I have already looked at two parts:

  1. composite applications
  2. productivity tools
The ability to create composite applications will be a very strong feature some day. The problem is, that Lotus Notes is no longer a so called rapid development environment. To create composite applications, you actually must be a hardcore programmer.

And I am very happy that Lotus Notes now comes with productivity tools and support for ODF (open document format).

Some day I hope to be able to ask IBM a few questions:
  1. When can we expect Lotus Notes rich text to be native stored as ODF ?
  2. Is it possible to import ODF documents into a Notes rich text field ?
  3. Why wont IBM Lotus say, that productivity tools is actually a clone/fork of OpenOffice.org ?
    Please see my blogpost here
  4. When can expect IBM staff to use their own applications at work, e.g. product presentations and text documents ?
    I'm tired of seeing IBM staff do presentations with an application like You-know-who Powerpoint. When are you ready to take your own medicine ?
Any way: congratulations. I believe that Notes 8 will be a success.

4 comments:

jramskov said...

I'm currently employed there so I'm certainly wondering when we'll get upgraded from Notes 7 to Notes 8.
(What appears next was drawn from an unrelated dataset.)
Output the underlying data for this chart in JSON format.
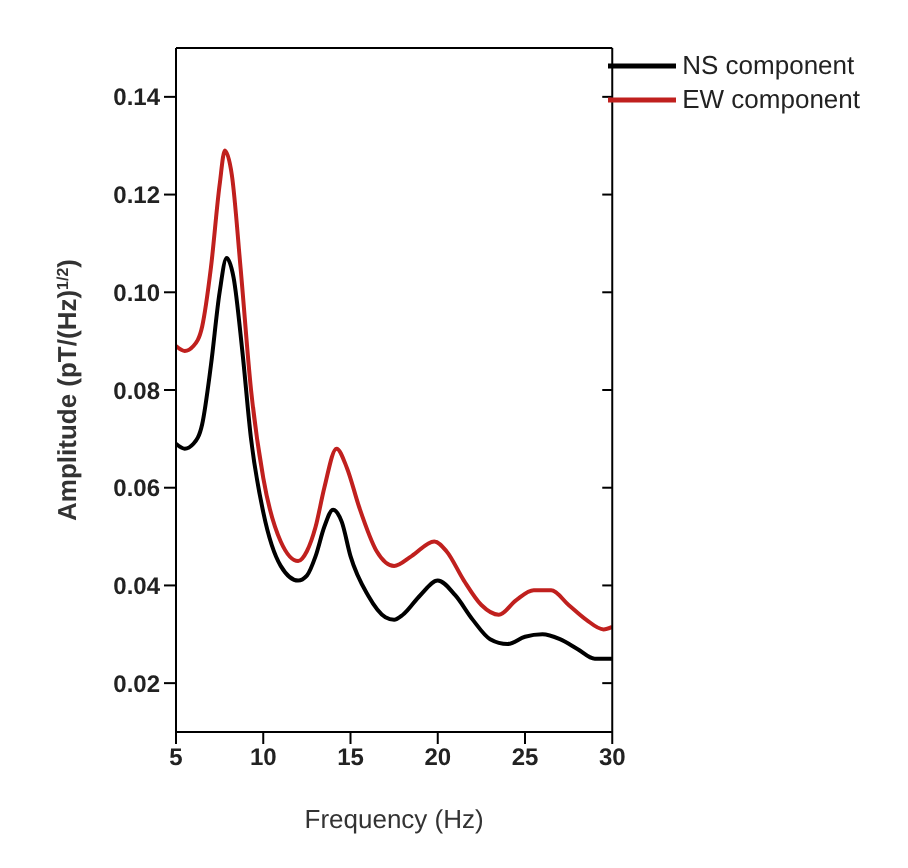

In regards to MS Office, we just have to face it, it is a defacto standard. It is what people know and there is little competition to MS Office. I don't mind people using MS Office, I would just like to be able to actually have a choice. That's why I'm a big supporter of ODF and open standards.

I also see MS Office misused a lot. People use Word all the time for stuff where a simple text file is more appropriate.

Anonymous said...

At Linuxforum 2007 the guy presenting Notes made no secret that it was an OOo "clone", as a matter of fact, from what he said, I got the impression that it _was_ 99.9% OOo code..

Of course he was more of a developer than a marketer..

Leif Lodahl said...

@martin schlander:
True, but you can't find anything about this on print or in other IBM marketing material.

Anonymous said...

I agree with you on IBM'ers using their own software! For my own part I've been using Lotus Spreadsheets, Lotus Documents ans Lotus Presentations (that are their final names) for quite a while now. And they work just fine!